Courtney Lamothe, MSW, LCSW, the Director of Program Development and Michele Carignan, Hospital Liaison, presented “Dying: A Human Experience”.

They opened the presentation with a quote from B.J. Miller, a doctor and triple amputee, Working from the vantage point of death as an essential part of life, he is also actively engaged in cultivating a larger dialogue about the universal experience of living and dying.

“There’s nothing inherently medical about dying. It’s much larger than medicine. It’s purely human. Part of that admission is to keep all of this couched in humanity, not medical science, or social science, but really a full arc of humanity. Kindness, total openness, vulnerability, exchange.”

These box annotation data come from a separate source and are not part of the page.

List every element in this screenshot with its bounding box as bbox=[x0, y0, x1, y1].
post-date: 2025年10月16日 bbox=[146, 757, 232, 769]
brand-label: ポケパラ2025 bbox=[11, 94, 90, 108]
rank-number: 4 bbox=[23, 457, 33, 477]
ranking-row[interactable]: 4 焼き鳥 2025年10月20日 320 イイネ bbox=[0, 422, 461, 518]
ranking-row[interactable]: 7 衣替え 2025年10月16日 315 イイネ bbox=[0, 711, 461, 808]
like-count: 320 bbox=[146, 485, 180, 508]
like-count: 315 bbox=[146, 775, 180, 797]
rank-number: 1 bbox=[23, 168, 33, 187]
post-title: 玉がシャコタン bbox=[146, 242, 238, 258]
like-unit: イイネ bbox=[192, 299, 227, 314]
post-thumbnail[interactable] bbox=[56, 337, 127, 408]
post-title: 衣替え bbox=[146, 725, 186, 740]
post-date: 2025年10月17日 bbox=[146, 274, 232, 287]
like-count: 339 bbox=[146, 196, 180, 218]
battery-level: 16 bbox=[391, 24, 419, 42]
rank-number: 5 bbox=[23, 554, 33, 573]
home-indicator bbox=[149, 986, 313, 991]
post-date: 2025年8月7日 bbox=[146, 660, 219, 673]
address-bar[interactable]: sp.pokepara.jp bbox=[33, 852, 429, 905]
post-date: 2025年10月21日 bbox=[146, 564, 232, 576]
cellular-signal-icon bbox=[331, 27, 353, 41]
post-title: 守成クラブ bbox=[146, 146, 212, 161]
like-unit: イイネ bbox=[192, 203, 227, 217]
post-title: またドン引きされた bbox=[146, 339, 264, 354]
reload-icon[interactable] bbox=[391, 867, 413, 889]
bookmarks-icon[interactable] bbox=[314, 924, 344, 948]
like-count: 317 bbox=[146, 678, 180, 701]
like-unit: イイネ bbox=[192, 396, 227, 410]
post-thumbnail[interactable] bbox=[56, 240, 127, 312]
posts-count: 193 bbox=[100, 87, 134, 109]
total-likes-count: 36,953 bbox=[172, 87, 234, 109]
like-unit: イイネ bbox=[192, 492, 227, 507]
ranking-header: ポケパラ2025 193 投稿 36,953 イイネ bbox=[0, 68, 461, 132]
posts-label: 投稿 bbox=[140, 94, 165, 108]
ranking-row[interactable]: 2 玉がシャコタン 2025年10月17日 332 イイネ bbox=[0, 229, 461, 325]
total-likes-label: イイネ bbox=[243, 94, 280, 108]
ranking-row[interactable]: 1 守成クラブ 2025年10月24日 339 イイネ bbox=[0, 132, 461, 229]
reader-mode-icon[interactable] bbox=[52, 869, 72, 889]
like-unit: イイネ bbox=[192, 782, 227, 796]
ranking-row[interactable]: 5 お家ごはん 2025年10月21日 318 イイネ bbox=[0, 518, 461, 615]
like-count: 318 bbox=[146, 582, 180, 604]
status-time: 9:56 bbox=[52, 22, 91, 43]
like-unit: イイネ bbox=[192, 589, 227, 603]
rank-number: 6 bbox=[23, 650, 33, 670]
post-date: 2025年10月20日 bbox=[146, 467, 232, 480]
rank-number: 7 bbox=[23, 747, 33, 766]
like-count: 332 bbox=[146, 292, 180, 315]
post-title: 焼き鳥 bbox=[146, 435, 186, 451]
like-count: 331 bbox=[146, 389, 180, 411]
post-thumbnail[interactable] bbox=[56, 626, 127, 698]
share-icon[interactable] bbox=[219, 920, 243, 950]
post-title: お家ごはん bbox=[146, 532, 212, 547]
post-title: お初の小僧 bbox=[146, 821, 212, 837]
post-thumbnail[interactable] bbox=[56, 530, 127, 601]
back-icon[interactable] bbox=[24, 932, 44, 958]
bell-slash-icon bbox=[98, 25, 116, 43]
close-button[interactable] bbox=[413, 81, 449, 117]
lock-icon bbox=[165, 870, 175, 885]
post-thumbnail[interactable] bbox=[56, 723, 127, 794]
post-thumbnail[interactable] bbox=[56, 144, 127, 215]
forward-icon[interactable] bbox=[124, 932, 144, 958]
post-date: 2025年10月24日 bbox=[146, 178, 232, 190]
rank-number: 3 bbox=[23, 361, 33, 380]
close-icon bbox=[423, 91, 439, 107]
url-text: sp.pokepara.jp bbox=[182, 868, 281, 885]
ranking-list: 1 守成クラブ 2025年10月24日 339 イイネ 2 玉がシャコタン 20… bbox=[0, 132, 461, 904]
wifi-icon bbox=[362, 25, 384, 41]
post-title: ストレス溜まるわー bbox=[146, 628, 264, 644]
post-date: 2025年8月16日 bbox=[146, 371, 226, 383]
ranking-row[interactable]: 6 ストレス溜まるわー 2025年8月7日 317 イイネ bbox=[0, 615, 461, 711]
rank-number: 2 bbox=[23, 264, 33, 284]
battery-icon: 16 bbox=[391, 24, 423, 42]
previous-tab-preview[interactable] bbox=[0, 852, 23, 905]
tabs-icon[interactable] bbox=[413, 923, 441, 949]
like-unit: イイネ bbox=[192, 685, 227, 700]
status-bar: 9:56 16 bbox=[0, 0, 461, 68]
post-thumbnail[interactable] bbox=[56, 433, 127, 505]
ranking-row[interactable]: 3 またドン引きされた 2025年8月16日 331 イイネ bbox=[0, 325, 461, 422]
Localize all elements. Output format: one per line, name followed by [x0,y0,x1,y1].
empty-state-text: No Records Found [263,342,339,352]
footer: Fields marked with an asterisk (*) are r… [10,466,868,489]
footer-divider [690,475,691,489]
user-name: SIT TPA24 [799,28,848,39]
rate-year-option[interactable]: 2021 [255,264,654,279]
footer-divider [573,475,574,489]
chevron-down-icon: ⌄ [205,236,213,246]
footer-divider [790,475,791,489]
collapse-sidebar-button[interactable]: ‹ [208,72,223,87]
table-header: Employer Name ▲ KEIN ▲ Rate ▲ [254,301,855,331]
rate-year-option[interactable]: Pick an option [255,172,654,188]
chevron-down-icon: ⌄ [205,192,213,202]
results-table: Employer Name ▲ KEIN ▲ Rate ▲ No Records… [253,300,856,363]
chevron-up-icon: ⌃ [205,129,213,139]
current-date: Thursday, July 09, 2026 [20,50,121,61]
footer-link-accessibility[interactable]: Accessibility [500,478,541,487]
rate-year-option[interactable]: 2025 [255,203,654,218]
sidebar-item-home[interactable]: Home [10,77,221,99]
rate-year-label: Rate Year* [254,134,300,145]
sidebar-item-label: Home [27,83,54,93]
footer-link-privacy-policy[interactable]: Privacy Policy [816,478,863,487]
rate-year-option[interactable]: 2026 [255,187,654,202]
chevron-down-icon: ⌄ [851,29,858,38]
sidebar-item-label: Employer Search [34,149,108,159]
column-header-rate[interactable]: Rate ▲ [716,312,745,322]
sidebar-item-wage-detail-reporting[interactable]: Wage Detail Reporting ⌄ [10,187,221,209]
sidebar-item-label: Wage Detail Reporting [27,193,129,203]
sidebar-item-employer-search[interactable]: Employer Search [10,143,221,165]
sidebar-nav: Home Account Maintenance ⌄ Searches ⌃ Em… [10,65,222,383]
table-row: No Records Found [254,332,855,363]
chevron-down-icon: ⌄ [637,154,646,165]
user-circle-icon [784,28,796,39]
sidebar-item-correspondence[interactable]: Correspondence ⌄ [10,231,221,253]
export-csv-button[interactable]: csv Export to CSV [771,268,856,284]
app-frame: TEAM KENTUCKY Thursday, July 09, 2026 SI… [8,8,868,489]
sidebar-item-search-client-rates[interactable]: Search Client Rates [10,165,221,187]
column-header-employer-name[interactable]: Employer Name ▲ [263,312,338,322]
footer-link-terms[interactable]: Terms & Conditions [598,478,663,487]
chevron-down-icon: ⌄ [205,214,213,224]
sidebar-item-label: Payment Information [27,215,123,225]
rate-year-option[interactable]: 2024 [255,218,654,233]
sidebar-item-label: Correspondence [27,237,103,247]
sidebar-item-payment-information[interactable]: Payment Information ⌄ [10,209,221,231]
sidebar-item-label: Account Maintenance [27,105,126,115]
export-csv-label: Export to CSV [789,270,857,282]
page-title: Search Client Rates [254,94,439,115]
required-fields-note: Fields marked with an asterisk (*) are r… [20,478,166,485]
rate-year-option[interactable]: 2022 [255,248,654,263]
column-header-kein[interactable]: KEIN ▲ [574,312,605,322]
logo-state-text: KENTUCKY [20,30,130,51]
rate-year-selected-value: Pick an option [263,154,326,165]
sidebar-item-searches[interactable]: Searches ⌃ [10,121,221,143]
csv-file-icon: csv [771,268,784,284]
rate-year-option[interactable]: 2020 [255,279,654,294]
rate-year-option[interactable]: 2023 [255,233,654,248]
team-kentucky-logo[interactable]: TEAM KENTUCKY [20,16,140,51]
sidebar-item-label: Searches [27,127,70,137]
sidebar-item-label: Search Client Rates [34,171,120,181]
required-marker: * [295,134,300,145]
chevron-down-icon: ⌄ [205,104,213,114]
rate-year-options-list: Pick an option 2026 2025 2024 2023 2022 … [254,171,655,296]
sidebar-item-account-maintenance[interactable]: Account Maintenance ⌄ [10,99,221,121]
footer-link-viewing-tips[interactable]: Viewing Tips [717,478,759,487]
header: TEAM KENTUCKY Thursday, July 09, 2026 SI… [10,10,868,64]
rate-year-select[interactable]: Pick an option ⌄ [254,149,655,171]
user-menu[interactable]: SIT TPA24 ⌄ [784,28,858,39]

Living and dying, according to Ms. Lamothe, are not total opposites, rather an integral part of living a good life.

“When our needs are threatened, we tend to react from the reptilian part of the lower brain and operate from a fight, flight, or freeze place,” said Lamothe. “[but]… we also need heart! What we so often need is empathy, compassion, authenticity, presence, calmness, communication and reassurance, more so than any medication.”

Michele Carignan, Continuum’s Hospital Liaison, shared a story about a patient she was called into an emergency room to assist with. When she arrived, the medical staff and security were attempting to restrain a man with dementia who had become verbally and physically aggressive.